New Delhi, Dec 4 (IANS) India and Sweden on Tuesday announced the launch of a Healthcare Innovation Centre in India for early diagnosis and digital intervention in the management of non-communicable diseases (NCDs) such as diabetes and cancer.
The Swedish Trade Commissioner’s Office, in collaboration with the All India Institute of Medical Sciences (AIIMS) in New Delhi and Jodhpur, announced launch of the India-Sweden Healthcare Innovation Centre in India.
The announcement was made at the India-Sweden Business Summit in the presence of Swedish King Carl XVI Gustaf and Union Finance Minister Nirmala Sitharaman, and her Swedish counterpart Ibrahim Baylan, as per an official statement.
India and Sweden sign Memorandum of Intent for India-Sweden Healthcare Innovation Centre with AIIMS New Delhi and Jodhpur.@PMOIndia@drharshvardhan@AshwiniKChoubey@aiims_newdelhi@majafjaestad@IndiainSwedenhttps://t.co/BWiEQQ6h7e pic.twitter.com/zbYQG3sj9P
— Ministry of Health (@MoHFW_INDIA) December 3, 2019
The signing of the Memorandum of Intent took place at the event to mark 10 years of India-Sweden health cooperation. Others present were Union Health Minister Harsh Vardhan and his Swedish counterpart Maja Fjaestad.
AIIMS Delhi was represented by Director Randeep Guleria, and AIIMS Jodhpur by Director Sanjeev Misra, while Sweden was represented by Swedish Trade Commissioner to India Anders Wickberg.
AstraZeneca board Chairman Leif Johansson said: “AstraZeneca is honoured to partner with AIIMS and the Swedish Trade Commissioner’s Office to further innovation in healthcare.”
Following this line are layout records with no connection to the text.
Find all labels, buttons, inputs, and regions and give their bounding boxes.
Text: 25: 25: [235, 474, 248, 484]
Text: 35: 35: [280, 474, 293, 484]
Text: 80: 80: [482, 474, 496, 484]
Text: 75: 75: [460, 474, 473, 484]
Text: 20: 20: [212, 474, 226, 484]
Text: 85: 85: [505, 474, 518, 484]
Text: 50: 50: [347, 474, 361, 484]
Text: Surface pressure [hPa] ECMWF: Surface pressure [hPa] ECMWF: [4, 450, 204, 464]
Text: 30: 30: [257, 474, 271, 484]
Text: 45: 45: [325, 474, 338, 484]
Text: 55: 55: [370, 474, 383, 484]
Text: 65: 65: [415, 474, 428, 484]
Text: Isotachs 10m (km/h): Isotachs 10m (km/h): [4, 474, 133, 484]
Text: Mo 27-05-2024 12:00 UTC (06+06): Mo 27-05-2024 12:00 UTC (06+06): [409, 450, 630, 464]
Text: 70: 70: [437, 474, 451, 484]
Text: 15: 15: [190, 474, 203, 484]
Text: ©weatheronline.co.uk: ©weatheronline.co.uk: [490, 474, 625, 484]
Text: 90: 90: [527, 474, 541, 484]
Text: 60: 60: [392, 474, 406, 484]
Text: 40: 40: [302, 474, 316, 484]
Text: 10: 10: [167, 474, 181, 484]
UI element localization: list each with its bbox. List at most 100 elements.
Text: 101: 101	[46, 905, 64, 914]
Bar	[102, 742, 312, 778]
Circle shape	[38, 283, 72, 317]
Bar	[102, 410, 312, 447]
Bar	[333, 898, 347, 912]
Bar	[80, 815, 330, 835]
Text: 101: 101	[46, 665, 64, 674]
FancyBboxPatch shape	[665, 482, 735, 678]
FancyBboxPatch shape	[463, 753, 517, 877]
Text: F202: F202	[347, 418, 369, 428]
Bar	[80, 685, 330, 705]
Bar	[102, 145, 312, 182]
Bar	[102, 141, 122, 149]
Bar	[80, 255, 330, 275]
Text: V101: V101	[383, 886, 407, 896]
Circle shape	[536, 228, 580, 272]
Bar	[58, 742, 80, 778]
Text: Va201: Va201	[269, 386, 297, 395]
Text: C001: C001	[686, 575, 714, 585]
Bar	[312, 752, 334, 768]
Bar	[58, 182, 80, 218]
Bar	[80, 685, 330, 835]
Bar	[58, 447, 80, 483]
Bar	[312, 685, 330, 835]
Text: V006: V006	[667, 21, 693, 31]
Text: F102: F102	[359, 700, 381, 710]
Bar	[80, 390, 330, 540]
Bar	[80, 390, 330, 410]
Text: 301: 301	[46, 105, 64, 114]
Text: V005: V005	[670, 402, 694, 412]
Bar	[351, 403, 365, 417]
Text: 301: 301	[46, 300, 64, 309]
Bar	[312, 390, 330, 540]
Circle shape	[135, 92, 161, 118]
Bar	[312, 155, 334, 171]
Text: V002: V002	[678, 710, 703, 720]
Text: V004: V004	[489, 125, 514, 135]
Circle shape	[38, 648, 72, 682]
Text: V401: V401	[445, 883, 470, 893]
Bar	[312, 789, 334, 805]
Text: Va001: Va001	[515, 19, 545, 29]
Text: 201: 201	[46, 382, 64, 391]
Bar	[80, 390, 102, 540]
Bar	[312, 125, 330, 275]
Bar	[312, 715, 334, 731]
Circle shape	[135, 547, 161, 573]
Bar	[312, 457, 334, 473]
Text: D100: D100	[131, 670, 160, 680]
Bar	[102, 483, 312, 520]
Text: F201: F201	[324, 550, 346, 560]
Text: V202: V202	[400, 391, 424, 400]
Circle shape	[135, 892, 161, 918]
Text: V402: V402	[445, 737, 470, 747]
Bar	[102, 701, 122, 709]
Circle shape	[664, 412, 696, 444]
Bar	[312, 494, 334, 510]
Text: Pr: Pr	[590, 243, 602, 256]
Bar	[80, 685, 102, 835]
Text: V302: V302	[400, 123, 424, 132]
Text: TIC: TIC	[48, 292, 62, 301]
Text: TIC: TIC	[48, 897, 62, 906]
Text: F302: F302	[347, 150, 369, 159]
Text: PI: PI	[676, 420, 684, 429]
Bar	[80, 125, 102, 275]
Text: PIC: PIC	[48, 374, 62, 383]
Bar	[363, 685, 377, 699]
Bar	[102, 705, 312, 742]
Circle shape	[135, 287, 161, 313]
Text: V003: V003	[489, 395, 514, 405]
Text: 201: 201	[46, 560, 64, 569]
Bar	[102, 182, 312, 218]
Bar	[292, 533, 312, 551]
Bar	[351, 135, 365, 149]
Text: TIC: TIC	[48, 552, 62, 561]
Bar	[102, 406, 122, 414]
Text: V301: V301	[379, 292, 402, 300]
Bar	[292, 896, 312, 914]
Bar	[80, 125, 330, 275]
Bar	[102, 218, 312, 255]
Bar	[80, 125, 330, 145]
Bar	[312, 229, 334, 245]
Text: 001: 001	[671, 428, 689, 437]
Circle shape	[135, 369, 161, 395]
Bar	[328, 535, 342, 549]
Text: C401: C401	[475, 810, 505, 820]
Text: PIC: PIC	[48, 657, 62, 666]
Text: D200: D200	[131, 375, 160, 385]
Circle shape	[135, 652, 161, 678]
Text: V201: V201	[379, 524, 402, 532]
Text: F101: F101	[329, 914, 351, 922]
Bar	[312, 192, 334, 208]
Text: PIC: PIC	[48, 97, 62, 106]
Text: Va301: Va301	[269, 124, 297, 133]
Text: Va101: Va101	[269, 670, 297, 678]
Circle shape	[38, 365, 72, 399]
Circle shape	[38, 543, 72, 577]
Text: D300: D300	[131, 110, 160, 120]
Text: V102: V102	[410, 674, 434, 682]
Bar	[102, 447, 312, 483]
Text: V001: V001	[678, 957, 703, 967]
The centre will mainstream digital, scalable and affordable healthcare solutions for early diagnosis and digital intervention in the management of NCDs such as diabetes and cancer, “a shared challenge for India and Sweden”.
Swedish Trade Commissioner Wickberg said: “The broad vision of the collaboration is to strengthen the healthcare delivery system by an outcome and result-based approach.”
AIIMS Delhi Director Guleria said: “AIIMS Delhi is at the forefront of using innovation to improve therapeutics and translate science insights into new treatments. The India-Sweden Innovation Centre collaboration will further strengthen our efforts in finding innovative solutions for affordable and accessible healthcare in India”.
The Centre is envisaged to develop an ecosystem of open innovation that healthcare delivery stakeholders can use to collaborate and address current and future challenges in the healthcare sector in India, the statement said.
King Gustaf separately chaired a dialogue on circular economy approaches in India, along with Swedish and Indian senior government officials, as well as academic, private sector and non-governmental organisations.
The key objective was to highlight current initiatives underway towards tackling the issues of air pollution and waste in India. Some Indo-Swedish partnerships that are introducing innovative technologies like for monitoring air pollution, mitigating carbon emissions, and products made from biomass waste were also featured.